The battle lines are clearly drawn, and blood and gore appear inevitable. Breakbones, who has been Rhaenyra’s paramour since the tragic end of her fling with Ser Criston Cole (Fabien Frankel), goes berserk during training sessions with his sons, young Prince Jacaerys Velaryon (Leo Hart) and his little brother Lucerys (Harvey Sadler), after Cole hints at his treacherous behaviour. The outburst exposes Rhaenyra.
Ser Criston deserves said beating as he hates Rhaenyra, perhaps because she spurned his affections and almost got him into a sordid love rectangle. He even trots out the dreaded c word in reference to his former lover as he and Alicent stroll and talk. Alicent has now done a full turn and is now a full-fledged villainess spreading rumours and innuendo to unsettle Rhaenyra. She plots with the loathsome Larys Strong (Matthew Needham), brother of Ser Harwin and son of Lord Lyonel.
When Lord Lyonel, the King’s Hand, tries to resign when the ugly rumours start flying, King Viserys refuses. Later, Alicent has dinner with Larys, who takes a mere suggestion that she needs her father, Otto Hightower to be the new King's Hand, as a command and recruits a tongueless trio of ex-convicts -- a sexual deviant, murderer and a traitor -- to off his brother and father in a well-planned fire when they return to the family seat of Harrenhal.
Alicent takes the news poorly, hugging her elbows, lamenting but taking note of the fact that her closest collaborator has just knocked off his entire family. Now there is someone you don't want in your lifeboat when water rations grow thin. When Larys says that he is certain she "will reward him when the time is right". You wonder what sort of screaming, painful death he truly will get as his just reward.
A diminished Rhaenyra, worried that her treachery has been exposed, makes a conciliatory offer of marrying Jaes to Alicent's only daughter, Helaena. The offer is almost immediately rebuffed. Alicent pretends that she and the King will consider the offer, but she speaks with the verbal equivalent of nitroglycerine. You can almost feel the cold forming on the walls. This friendship, which had seemed so promising in its early gestation, has now been midwifed, and pronounced still born.
Speaking of difficult childbearing, it was hard to watch the agonising birthing scene with Laena Velaryon.

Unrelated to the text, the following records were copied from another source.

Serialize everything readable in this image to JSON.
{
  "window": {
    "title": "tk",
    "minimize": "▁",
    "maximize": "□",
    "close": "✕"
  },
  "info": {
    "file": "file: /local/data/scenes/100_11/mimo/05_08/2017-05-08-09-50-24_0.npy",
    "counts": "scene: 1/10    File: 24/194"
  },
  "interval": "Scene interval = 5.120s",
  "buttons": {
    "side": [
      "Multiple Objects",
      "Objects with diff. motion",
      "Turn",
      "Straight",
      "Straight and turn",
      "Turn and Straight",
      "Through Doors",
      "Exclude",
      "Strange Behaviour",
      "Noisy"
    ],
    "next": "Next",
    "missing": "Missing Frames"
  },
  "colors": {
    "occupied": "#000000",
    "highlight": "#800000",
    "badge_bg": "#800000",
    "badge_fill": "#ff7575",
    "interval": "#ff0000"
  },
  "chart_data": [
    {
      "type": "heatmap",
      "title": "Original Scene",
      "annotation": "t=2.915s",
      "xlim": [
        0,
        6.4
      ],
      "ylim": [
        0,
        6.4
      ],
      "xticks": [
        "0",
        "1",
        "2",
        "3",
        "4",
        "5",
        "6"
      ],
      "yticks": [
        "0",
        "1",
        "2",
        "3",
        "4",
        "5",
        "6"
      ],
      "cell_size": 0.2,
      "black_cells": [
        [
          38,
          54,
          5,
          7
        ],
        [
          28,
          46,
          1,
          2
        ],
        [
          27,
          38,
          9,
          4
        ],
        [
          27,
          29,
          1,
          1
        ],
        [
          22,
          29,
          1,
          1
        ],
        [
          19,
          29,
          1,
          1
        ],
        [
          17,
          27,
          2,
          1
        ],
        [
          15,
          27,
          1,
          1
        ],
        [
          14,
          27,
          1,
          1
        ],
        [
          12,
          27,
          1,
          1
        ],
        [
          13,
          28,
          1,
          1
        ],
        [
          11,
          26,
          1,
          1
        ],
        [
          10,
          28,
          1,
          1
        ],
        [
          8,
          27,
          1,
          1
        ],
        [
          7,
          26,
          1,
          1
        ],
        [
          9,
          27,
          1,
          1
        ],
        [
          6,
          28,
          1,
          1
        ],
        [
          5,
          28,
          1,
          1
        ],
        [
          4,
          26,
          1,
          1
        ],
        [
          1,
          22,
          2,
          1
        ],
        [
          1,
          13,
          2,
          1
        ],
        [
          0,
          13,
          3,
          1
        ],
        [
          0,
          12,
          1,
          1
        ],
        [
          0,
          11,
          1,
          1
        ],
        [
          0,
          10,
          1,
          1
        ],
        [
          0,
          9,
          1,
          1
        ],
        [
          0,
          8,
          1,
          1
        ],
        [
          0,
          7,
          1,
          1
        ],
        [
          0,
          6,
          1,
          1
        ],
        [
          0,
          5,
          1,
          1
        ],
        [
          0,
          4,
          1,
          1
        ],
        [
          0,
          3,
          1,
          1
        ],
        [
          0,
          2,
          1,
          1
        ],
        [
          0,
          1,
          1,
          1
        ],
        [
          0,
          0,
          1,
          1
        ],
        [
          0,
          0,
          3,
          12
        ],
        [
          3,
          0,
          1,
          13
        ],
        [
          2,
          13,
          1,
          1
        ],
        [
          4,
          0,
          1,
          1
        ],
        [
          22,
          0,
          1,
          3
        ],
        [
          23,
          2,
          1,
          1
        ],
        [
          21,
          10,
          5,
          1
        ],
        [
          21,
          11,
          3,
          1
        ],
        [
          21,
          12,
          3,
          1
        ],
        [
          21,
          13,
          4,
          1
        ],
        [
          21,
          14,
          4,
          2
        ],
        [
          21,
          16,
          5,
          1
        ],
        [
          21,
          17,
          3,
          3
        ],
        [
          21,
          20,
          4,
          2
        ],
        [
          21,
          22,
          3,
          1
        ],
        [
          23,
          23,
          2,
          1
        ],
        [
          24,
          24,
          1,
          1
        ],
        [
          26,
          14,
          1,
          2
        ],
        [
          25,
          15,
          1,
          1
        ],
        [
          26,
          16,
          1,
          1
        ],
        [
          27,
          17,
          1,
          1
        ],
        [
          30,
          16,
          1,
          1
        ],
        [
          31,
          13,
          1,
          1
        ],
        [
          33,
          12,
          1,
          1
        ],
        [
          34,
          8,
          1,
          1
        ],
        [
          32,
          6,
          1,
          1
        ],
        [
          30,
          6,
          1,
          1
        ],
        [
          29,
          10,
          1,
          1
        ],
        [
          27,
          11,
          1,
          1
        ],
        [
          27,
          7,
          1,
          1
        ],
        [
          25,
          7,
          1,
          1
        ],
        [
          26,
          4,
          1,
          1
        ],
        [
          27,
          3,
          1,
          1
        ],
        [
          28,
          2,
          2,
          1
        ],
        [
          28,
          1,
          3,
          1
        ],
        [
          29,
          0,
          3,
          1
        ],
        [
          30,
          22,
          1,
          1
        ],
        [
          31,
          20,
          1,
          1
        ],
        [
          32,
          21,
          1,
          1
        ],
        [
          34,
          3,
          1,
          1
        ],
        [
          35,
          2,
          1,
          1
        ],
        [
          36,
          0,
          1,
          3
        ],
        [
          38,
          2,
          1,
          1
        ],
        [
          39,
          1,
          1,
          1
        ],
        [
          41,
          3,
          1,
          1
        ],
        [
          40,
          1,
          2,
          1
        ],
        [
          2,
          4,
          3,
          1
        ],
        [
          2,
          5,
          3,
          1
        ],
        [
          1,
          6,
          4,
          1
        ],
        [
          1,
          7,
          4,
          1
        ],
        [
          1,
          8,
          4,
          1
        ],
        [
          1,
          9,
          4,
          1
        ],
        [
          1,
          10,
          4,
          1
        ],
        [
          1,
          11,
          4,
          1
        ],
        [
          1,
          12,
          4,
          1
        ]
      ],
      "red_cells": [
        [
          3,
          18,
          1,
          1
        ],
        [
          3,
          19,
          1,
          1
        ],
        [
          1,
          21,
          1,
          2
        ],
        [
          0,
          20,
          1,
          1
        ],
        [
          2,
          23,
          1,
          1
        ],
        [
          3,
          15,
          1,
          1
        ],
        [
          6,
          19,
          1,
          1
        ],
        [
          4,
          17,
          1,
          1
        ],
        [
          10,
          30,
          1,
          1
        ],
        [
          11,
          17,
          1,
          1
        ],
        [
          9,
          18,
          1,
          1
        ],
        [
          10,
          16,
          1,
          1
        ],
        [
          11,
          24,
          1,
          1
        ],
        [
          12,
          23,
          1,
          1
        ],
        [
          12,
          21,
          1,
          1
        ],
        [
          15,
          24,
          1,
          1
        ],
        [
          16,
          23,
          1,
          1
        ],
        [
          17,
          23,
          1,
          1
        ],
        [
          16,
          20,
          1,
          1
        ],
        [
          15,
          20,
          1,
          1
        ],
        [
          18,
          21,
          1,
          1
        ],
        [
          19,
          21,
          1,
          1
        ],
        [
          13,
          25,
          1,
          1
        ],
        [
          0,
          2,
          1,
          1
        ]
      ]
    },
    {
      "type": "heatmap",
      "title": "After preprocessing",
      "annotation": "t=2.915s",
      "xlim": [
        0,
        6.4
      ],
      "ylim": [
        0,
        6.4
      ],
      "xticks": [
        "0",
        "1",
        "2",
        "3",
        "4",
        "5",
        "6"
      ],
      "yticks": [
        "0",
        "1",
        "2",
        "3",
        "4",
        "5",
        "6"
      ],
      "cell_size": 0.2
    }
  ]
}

The twins' mother is pregnant with a third on House of the Dragon, but like Queen Aemma in the first episode, the baby is stuck in her womb. Now married to Daemon, Laena realises that neither she nor her unborn infant are going to survive the birthing process and decides instead to die swiftly, by dragonfire. She 'draecarys' (can that be a verb?) herself. You have to love the CGI graphics which capture Vhagar's confusion at this weird request, and the mewling, hesitant tone almost touching before the beast gives in to his true nature and torches her. You are left to wonder what sort of relationship her two daughters – one, Baela, a dragonrider; the other, a prospective dragonrider, Rhaena, will have with dragons in the future.
When Rhaenyra realises that the die is cast, she has been outmanoeuvred and undermined, she decides to relocate "like a wise sailor who flees the storm as it gathers" - as her husband Laenor puts it - and swoops off to Dragonstone. If history repeats itself, Laenor is not long for this show, and will be joining his sister in the afterlife.
The stage is now set for the real wars to come.